I have a pretty picnic mat. It is brown in colour, with slashes of orange at the corners. It is so pretty that i have to tell everyone who goes to picnics with me about it. One fine day two weeks ago, it took up a task it had never quite had before: to become exhibit A.
Here was what happened.
On a not-too-sunny Saturday that drizzled on-and-off like a woman having her pms, my mates and I went BBQing at East Coast park. Mr Bunny, in his trusted mini van, came to pick us up from our houses. Along the way and when we finally arrived at ECP, the Grand Dame wasn't particularly in a good mood and we had to take whatever of her insolence that came our way, be it an overcast sky, sudden gust of wind, etc. But the BBQ had to go on. And so we did.
We needed to choose a good spot to BBQ. Afterall, it needed to be a place where there's light, since it was already evening. But finding a good spot on Saturday evenings at ECP was so much of an arduous task, with people occupying the tables and seats like they were glued to them for the rest of their lives.
After tracking through a jungle of trees, we finally came to our little idyllic piece of heaven, the breakwater. With no time to lose, we started on our picnic adventure, hoping to beat the Grand Dame at her game, frantically setting up the pit and taking out all the food that was to be grilled.

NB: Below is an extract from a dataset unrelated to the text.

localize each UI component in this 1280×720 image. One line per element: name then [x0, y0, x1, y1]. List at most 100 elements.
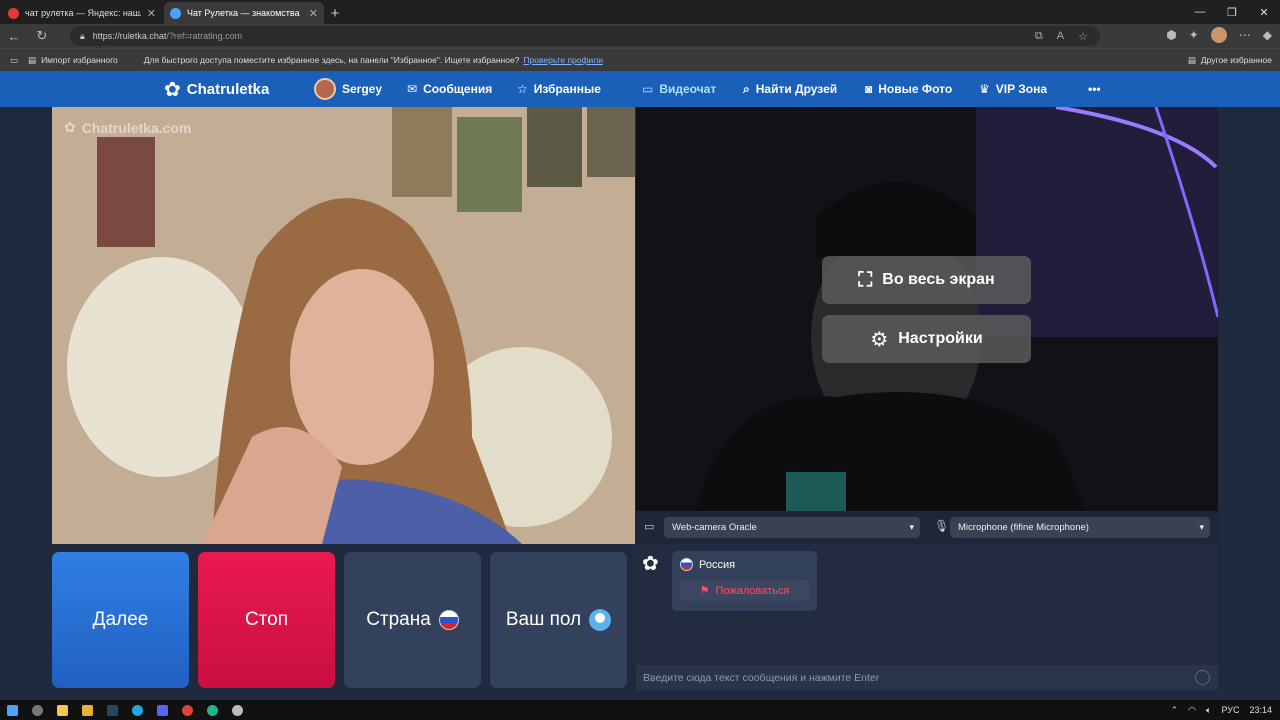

While Mr Bunny and I were trying to set up the pit, Mrs Bunny, Ms Tay and Ms Lim had other plans in mind: they wanted to set up the perfect picnic spot. So they started discussing -- at length -- where they should place the newspaper such that the newspaper wouldn't get wet with all the puddles of water at the breakwater. After much thought, consideration, analysis and evaluation, they found the perfect position, which was exactly 30.00 cm away from the bbq pit. And then, the highlight of the evening, my pretty picnic mat, was going to make her appearance, on top of the newspaper. After laying it down, the newspaper sheet looked like a giant, waiting to gobble up the puny picnic mat that was sitting pretty on it. I told them my mat was pretty, not BIG. I didn't know what gave them the idea.
So we started bbqing. 5 minutes down. Bits of the pork chop, satay, hotdog and fishballs were done. 10 minutes later, our tray of food multiplied. Within 25 minutes almost everything was done. Thirtieth minute. Drizzle. BBQed last batch of food. Packed up. Thirty-first minute. Packed up. Packed up. Packed up. Panic. Rush. Packed up. Extinguished fire. Packed up. Packed up.
Oh wait. We haven't even sat on my pretty picnic mat yet. So there goes the fastest BBQ ever recorded in my Guinness Book of record, with the pretty Exhibit A playing the role of the bimbo -- nice to look at, but of no use.